Prime Number Checker
Instantly check if any number is prime or composite, see all its divisors, and jump to the nearest prime above or below.
Click any number above to check it instantly
Every Time You Open a Website, Primes Are Protecting You
The padlock in your browser's address bar exists because of prime numbers. RSA encryption — the system that secures online banking, email, and most of the internet — works by multiplying two enormous primes together. That product becomes part of your public key. Anyone can encrypt a message using it. But to decrypt it, you need the original two primes. Finding them from only their product is computationally infeasible for numbers with hundreds of digits — even the fastest supercomputers would take longer than the age of the universe. The entire security of the internet rests on the fact that prime factorization is hard.
This free prime number checker tests any positive integer instantly using trial division — entering a number tells you immediately whether it is prime or composite, lists all its divisors, and shows you the nearest primes above and below it. The first 30 primes are available as clickable chips for quick reference without typing.
Questions About Primes That Nobody Has Answered Yet
For something so fundamental, primes are surprisingly full of open questions. Goldbach's Conjecture (1742) says every even number greater than 2 is the sum of two primes — 4 = 2+2, 100 = 3+97, 1,000,000 = 3+999,997. It has been verified up to 4 × 10¹⁸ but never proved. The Twin Prime Conjecture says there are infinitely many pairs of primes that differ by 2 — (3,5), (11,13), (17,19)... Mathematicians believe this is true. No one has proved it.
The Riemann Hypothesis — one of the Clay Mathematics Institute's Millennium Prize Problems worth $1 million — is fundamentally about how prime numbers are distributed along the number line. It has been tested for the first 10 trillion zeros of the Riemann zeta function and holds in every case. It has never been proved. Primes are the simplest things in mathematics — defined by a child in a sentence — and yet they remain genuinely mysterious at the deepest level of number theory.
Why 1 Is Not Prime (and Why That Actually Matters)
Students often ask why 1 is excluded from the primes when it is only divisible by 1 and itself. The reason is the Fundamental Theorem of Arithmetic: every integer greater than 1 has a unique prime factorization. 12 = 2² × 3, always. If 1 were prime, that uniqueness would collapse — 12 could also equal 1 × 2² × 3, or 1² × 2² × 3, or 1⁵⁰⁰ × 2² × 3. The factorization would no longer be unique, and a theorem that underlies enormous amounts of mathematics would break.
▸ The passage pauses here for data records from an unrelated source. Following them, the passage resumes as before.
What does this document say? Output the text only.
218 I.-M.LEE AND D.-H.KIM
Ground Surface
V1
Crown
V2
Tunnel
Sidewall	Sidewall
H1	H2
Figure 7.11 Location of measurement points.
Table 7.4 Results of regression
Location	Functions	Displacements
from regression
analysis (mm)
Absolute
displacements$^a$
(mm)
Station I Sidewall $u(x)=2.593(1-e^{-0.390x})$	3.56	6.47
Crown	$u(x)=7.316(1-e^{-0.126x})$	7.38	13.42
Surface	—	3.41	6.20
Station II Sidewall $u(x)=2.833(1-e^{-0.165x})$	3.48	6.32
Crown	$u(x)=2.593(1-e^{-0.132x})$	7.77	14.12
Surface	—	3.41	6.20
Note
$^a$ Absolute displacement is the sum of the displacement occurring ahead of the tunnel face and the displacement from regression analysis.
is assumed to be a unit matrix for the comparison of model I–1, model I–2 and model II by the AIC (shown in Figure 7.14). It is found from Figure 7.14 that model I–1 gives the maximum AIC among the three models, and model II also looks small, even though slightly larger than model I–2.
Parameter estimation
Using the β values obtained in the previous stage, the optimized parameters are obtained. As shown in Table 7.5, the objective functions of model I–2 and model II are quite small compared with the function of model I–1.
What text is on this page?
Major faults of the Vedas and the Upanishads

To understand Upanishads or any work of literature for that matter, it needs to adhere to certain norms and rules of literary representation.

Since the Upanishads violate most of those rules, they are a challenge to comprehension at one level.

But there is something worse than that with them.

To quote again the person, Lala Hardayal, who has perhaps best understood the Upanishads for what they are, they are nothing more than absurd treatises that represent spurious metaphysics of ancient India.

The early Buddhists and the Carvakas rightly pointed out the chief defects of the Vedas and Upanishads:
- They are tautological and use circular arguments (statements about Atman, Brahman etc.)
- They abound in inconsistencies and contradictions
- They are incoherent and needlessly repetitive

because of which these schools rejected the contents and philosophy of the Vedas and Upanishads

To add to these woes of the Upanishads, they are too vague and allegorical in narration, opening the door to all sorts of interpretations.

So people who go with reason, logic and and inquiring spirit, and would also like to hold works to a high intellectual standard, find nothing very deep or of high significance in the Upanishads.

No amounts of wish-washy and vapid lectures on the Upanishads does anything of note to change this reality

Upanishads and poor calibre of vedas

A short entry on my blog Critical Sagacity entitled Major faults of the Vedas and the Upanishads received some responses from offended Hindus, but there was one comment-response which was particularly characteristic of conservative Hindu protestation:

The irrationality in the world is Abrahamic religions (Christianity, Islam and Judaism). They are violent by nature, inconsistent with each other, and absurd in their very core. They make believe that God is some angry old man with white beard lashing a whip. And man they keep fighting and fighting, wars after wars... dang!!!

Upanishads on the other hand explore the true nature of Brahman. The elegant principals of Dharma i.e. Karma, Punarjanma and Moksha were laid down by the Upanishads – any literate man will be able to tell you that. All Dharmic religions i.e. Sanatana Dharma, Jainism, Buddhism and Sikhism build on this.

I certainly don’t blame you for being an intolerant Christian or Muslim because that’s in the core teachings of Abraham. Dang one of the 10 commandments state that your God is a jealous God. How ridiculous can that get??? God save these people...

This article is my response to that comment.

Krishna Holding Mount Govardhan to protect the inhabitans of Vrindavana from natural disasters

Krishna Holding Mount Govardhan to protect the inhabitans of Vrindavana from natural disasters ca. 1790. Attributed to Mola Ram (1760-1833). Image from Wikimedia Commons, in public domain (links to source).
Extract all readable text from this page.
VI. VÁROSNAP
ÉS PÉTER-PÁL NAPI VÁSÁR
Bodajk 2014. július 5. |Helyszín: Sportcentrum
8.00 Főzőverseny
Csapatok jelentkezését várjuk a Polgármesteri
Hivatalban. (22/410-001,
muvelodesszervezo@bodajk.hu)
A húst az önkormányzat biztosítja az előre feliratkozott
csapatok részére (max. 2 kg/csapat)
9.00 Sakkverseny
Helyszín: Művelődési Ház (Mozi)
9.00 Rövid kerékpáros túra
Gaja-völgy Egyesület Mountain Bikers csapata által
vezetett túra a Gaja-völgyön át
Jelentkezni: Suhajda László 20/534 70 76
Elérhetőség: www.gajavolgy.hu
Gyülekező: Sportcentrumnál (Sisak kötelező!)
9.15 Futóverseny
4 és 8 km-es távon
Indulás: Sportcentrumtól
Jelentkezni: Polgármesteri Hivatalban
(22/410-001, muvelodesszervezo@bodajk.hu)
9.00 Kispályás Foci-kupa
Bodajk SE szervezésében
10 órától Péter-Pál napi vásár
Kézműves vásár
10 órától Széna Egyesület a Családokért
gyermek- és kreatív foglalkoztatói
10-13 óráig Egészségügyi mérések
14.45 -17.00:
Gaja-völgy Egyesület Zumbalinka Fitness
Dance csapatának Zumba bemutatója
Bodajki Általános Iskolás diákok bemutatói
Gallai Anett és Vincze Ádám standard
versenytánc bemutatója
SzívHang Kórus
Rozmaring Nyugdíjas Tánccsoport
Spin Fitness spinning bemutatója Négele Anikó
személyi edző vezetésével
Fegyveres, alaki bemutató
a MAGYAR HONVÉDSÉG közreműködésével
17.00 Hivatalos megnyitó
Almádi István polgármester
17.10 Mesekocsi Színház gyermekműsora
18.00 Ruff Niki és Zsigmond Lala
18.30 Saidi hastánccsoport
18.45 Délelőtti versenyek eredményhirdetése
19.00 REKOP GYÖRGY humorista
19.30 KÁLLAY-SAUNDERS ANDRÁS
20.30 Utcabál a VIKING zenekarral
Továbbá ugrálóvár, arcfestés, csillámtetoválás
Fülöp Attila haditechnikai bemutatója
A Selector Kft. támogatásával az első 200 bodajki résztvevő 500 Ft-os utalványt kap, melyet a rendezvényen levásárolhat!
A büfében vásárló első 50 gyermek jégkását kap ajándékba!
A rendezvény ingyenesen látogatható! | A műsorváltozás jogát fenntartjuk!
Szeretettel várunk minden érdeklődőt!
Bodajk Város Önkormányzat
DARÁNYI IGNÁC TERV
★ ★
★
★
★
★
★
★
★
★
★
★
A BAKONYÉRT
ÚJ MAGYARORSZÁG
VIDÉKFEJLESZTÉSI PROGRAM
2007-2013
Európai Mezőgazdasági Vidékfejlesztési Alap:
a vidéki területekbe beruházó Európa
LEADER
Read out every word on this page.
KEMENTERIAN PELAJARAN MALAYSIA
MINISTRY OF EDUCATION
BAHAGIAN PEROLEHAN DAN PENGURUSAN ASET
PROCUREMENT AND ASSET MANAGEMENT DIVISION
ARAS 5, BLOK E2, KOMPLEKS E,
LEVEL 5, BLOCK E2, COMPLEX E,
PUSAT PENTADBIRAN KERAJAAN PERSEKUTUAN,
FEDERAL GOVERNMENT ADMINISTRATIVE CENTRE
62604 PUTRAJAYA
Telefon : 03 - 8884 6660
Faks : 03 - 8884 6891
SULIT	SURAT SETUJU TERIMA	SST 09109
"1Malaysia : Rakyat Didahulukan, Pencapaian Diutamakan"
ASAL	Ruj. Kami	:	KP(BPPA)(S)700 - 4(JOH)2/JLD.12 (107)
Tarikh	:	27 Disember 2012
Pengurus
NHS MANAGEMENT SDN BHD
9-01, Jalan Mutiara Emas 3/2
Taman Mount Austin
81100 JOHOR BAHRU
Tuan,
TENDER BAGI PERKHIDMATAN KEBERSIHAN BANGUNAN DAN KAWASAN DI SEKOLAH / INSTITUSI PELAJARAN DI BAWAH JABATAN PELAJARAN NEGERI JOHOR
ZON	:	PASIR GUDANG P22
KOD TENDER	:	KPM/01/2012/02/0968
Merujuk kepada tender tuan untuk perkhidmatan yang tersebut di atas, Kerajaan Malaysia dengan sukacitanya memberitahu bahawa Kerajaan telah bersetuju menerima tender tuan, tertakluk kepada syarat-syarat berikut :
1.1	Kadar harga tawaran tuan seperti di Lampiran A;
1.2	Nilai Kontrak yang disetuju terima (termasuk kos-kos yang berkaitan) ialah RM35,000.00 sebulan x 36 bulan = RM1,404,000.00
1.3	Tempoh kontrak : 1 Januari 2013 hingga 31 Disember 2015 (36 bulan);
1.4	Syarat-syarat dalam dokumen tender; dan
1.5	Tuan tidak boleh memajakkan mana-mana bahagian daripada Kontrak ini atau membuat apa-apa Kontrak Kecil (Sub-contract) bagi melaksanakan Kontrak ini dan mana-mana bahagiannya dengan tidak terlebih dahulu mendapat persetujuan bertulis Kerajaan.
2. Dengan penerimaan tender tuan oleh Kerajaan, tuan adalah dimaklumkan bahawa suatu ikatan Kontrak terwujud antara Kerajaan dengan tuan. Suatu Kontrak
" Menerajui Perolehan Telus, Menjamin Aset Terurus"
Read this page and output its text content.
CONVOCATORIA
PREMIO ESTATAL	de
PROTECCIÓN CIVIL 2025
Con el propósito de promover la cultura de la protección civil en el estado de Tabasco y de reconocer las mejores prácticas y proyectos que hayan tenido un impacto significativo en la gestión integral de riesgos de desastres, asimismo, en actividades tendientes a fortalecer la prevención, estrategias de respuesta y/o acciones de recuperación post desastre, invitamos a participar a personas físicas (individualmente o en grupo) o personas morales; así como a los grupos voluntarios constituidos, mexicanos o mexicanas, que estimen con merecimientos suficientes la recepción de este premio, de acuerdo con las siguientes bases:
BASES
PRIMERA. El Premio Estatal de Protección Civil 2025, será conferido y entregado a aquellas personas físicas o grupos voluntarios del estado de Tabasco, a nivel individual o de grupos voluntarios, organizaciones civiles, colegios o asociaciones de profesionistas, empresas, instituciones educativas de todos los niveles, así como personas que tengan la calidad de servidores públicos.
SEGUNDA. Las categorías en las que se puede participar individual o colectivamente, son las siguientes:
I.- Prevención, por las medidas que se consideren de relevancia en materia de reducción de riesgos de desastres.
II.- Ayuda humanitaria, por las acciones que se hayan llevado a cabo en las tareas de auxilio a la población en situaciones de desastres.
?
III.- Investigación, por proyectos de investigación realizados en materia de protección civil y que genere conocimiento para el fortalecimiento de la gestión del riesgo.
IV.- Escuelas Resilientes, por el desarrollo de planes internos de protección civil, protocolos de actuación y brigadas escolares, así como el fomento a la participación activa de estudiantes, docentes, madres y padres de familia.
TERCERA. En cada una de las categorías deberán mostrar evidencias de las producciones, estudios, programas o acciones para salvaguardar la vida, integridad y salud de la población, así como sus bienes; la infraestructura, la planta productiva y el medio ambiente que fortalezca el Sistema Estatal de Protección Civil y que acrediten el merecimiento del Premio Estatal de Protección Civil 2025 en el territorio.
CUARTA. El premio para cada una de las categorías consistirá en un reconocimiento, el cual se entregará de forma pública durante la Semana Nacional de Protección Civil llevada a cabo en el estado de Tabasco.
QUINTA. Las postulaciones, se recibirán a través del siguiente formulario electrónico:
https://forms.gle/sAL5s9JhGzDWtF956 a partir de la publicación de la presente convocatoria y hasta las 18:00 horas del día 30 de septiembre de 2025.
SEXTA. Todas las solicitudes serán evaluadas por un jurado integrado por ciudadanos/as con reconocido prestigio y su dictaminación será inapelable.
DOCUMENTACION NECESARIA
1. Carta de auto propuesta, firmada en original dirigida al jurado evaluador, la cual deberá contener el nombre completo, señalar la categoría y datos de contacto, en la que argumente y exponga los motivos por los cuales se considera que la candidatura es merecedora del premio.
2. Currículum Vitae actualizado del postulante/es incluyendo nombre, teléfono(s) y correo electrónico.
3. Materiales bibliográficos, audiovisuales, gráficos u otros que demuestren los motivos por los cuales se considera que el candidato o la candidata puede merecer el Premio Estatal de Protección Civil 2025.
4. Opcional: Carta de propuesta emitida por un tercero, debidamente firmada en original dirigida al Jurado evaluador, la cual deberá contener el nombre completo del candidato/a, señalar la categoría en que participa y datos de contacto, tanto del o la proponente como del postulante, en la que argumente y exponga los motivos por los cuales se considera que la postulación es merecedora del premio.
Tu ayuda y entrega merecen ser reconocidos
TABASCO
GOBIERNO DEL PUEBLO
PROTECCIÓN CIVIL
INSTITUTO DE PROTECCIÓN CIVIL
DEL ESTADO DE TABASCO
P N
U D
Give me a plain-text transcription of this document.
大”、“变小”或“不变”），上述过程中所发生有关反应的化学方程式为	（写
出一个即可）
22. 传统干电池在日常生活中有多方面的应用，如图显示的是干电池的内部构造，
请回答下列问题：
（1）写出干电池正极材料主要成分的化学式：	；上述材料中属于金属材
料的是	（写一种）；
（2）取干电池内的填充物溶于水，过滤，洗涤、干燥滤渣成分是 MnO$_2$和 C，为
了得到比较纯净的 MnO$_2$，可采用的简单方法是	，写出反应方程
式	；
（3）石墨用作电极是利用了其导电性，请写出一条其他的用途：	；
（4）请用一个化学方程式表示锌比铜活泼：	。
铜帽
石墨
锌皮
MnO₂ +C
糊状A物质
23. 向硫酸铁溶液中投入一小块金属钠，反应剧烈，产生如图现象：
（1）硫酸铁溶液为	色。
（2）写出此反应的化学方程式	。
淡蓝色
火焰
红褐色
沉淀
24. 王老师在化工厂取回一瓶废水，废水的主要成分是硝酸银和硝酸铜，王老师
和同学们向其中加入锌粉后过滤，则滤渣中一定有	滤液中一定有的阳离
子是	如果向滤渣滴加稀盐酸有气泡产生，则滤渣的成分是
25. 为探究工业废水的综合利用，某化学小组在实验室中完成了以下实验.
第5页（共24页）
Excluding 1 is not arbitrary convention — it preserves one of the most important structural properties of the integers.
This calculator flags 1 as "neither prime nor composite" — the mathematically precise classification. For numbers with interesting factorization structures, pair this with the LCM & GCD Calculator which shows full prime factorization breakdowns for up to 6 numbers at once.
Primes Get Rarer as Numbers Grow — But They Never Stop
Among the first 10 numbers, 4 are prime (40%). Among the first 100, there are 25 primes (25%). Among the first 1,000, just 168 (16.8%). The Prime Number Theorem makes this precise: the number of primes up to N is approximately N / ln(N). Primes thin out, but they never disappear entirely — Euclid proved their infinitude around 300 BCE with one of the most elegant proofs in mathematics: assume you have a finite list of all primes, multiply them all together and add 1. The result is either prime (not in your list) or has a prime factor not in your list. Either way, your list was incomplete. Contradiction. There are infinitely many primes.
The Next Prime and Prev Prime buttons in this tool let you navigate the prime landscape around any number — useful for exploring how prime gaps grow as numbers get larger. The largest known prime as of 2024 is a Mersenne prime (of the form 2ⁿ − 1) with over 41 million digits, found by the distributed computing project GIMPS. Everything in this checker runs in your browser — no data leaves your device.